Comment Agropur résiste à la concurrence étrangère dans le lait
François Normand|Publié le 05 mars 2019Les importations de lait tripleront au Canada en raison de trois ententes, avec 15% d'approvisionnement extérieur.
L’entrée en vigueur de trois accords de libre-échange bouleversera l’industrie laitière au Canada avec l’arrivée massive de lait étranger. Le transformateur laitier Agropur est confiant de pouvoir résister à la tempête grâce à sa stratégie de diversification aux États-Unis amorcée en 2002.
Ces trois ententes sont l’Accord économique et commercial global (AECG), l’Accord de partenariat transpacifique global et progressiste (PTPGP) et l’Accord Canada-États-Unis-Mexique (ACEUM), destiné à remplacer l’ALÉNA.
Le première est entrée en vigueur le 21 septembre 2017, la seconde le 30 décembre 2018 pour six pays de l’Asie-Pacifique sur onze, dont l’Australie et la Nouvelle-Zélande, deux pays producteurs et exportateurs de lait.
Quant à l’ACEUM, il n’est pas encore en vigueur. Et ce processus pourrait prendre un certain temps, car le Mexique et le Canada exigent que Washington retire ses tarifs sur les importations d’acier (25%) et d’aluminium (10%) pour ratifier l’accord.
Cela dit, lorsque ces trois accords seront en vigueur, 15% du marché canadien sera approvisionné par des importations de lait, selon Agropur.
Avant septembre 2017, les producteurs de lait à l’étranger avaient seulement accès à 5% du marché canadien, qui fonctionne sous la gestion de l’offre, en vertu des règles de l’Organisation mondiale du commerce (OMC).
À terme, c’est donc trois fois plus de lait étranger qui entrera au Canada.
Agropur est devenue une société nord-américaine
Malgré tout, Agropur n’a pas l’intention de changer sa stratégie de croissance, en appuyant sur l’accélérateur aux États-Unis, explique le chef de la direction, Robert Coalier, en marge de la récente assemblée annuelle de la coopérative.
«Notre stratégie n’a jamais été de se développer dans une autre géographie en raison de la géographie actuelle», dit-il.
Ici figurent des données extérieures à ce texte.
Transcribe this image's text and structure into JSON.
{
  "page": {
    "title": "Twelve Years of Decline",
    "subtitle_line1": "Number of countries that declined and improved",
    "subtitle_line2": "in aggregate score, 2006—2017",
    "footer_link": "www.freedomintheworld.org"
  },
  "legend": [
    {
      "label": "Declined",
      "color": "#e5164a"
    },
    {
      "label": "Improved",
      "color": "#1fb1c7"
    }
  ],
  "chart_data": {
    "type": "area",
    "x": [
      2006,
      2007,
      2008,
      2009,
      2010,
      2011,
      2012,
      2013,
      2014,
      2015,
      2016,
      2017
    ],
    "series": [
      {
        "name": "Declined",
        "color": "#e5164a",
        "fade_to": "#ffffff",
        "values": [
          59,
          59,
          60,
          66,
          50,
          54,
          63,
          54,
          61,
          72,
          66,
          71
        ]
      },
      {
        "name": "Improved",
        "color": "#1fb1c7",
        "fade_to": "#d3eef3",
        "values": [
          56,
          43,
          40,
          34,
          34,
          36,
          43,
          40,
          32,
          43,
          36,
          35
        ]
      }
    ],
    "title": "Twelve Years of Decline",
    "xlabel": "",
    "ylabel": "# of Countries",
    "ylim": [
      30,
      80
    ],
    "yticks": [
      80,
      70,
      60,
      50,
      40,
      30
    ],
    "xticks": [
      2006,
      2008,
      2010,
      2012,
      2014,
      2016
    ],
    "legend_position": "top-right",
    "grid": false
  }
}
Selon lui, une entreprise qui génère des revenus de 6 G$ par année se doit de diversifier ses sources de croissance pour ne pas mettre tous ses œufs dans le même panier.
En 2018, près de la moitié des revenus (46%) d’Agropur provenait du marché américain, où la coopérative affiche un taux de croissance plus rapide qu’au Canada.
En 2014, les États-Unis ne comptaient que pour 35,9% de ses ventes.
Il faut dire que la coopérative a multiplié les achats d’entreprises pour croître au sud de la frontière.
Les acquisitions de Trega Foods (un producteur de fromage du Wisconsin, en 2008) et de Davisco Foods International (un producteur de fromage et d’ingrédients laitiers présent au Minnesota, en Idaho et dans le Dakota du Sud, en 2014) figurent parmi les plus importantes.
Et si la tendance se maintient, la majorité des revenus d’Agropur proviendront du marché américain, admet Robert Coalier. «Aujourd’hui, notre empreinte, c’est l’Amérique du Nord», précise-t-il.
Aux États-Unis, la coopérative a notamment investi l’an dernier à son usine de Lake Norden, dans le Dakota du Sud, afin de tripler la production de cette usine de transformation.
«Quand l’usine atteindra sa vitesse de croisière, elle transformera sur une base quotidienne 4 millions de litres de lait en 1 million de livres de fromage», dit le chef de la direction d’Agropur.
Garder un équilibre entre les États-Unis et le Canada
Même si la population des États-Unis est dix fois plus importante qu’au Canada, l’entreprise n’entend pas négliger pour autant le marché canadien, où il y a encore des occasions d’affaires.
«Notre stratégie, c’est d’avoir une diversification géographique équilibrée, insiste le dirigeant. On ne veut pas se retrouver avec une dominance américaine parce que nous avons décidé de nous diversifier, car nous étions concentrés au Canada.»
Les investissements futurs d’Agropur tiendront compte de cet équilibre entre les deux marchés, même si la diversification géographique aux États-Unis permet à Agropur de résister plus facilement à la nouvelle concurrence étrangère au Canada.
Ces cinq dernières années, la coopérative a investi 1,3 G$ en immobilisations en Amérique du Nord, dont 728 M$ au Canada.
En 2018, l’entreprise a réalisé des revenus de 6,7 milliards de dollars (en hausse de 5%) et un excédent net de 67,7 millions de dollars.